The Statistical Significance of Beer
According to a new paper by Stephen T. Ziliak, it was a brewer at the famed Guinness beer company, William Sealy Gosset, who first began to explore the concept of statistical significance:
Gosset (1876–1937) aka “Student” – he of Student’s t-table and test of statistical significance – rejected artificial rules about sample size, experimental design, and the level of significance, and took instead an economic approach to the logic of decisions made under uncertainty. In his job as Apprentice Brewer, Head Experimental Brewer, and finally Head Brewer of Guinness, Student produced small samples of experimental barley, malt, and hops, seeking guidance for industrial quality control and maximum expected profit at the large-scale brewery. In the process Student invented or inspired half of modern statistics.
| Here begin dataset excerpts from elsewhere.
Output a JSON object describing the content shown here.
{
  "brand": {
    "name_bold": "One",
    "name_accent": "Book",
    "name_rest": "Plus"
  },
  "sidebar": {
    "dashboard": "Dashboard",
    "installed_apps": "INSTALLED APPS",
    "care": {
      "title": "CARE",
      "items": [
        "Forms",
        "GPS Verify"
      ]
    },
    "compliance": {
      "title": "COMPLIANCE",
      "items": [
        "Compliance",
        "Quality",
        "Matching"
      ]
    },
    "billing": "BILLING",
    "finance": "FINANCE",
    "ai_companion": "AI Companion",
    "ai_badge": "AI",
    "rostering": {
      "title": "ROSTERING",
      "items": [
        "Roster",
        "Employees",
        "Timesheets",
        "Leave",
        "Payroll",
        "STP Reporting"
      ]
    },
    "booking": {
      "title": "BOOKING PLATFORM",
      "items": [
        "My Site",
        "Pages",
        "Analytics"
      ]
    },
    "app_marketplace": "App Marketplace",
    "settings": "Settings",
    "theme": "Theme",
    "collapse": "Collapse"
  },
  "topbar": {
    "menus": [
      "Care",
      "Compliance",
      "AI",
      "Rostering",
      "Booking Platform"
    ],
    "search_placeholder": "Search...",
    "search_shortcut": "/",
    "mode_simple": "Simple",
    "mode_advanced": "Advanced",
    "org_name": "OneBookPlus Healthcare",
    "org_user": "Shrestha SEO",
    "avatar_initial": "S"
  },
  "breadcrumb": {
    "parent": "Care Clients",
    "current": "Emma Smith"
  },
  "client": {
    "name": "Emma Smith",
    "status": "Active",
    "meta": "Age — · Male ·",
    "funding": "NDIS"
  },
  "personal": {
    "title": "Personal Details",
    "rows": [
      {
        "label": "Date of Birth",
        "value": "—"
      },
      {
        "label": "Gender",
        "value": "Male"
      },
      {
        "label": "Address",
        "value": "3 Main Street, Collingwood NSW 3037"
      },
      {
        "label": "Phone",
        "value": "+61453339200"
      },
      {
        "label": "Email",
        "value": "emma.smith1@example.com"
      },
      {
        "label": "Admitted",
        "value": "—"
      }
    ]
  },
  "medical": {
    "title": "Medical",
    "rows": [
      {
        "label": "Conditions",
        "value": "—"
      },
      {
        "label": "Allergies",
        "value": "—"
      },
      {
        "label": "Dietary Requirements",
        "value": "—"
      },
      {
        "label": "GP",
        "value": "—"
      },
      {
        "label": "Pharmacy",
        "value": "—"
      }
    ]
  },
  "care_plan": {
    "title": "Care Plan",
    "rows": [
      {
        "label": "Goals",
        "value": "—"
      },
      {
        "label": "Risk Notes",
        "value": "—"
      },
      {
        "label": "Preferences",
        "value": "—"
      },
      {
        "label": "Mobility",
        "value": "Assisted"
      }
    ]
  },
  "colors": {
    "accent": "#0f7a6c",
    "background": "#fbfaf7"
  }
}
Here’s more detail on Gosset’s contributions:
As Head Experimental Brewer, a position he held from 1907 to 1935, Student’s main charge was to experimentally brew, and to gradually improve, a consistent barrel of Guinness stout, input by input, from barley breeding to malt extract, at efficient economies of scale. Pounding out more than 100 million gallons of stout in annual sales, the problem Student faced at Guinness was economically motivated and non-trivially large. While endeavoring to control product and reduce costs at the large brewery Student was consistently faced with a small number of observations on new barley to try, at n = 2, 4, or – if he was lucky – 7. In the process, he – though self-trained in statistics – managed to solve a general problem in the classical theory of errors which had eluded statisticians from Laplace to Pearson.
Less well-known is Student’s contribution to experimental design, systematically ignored by Fisher. Student found a method for maximizing the power to detect big economic differences (low Type II error) when the quantitative difference is really there to be detected.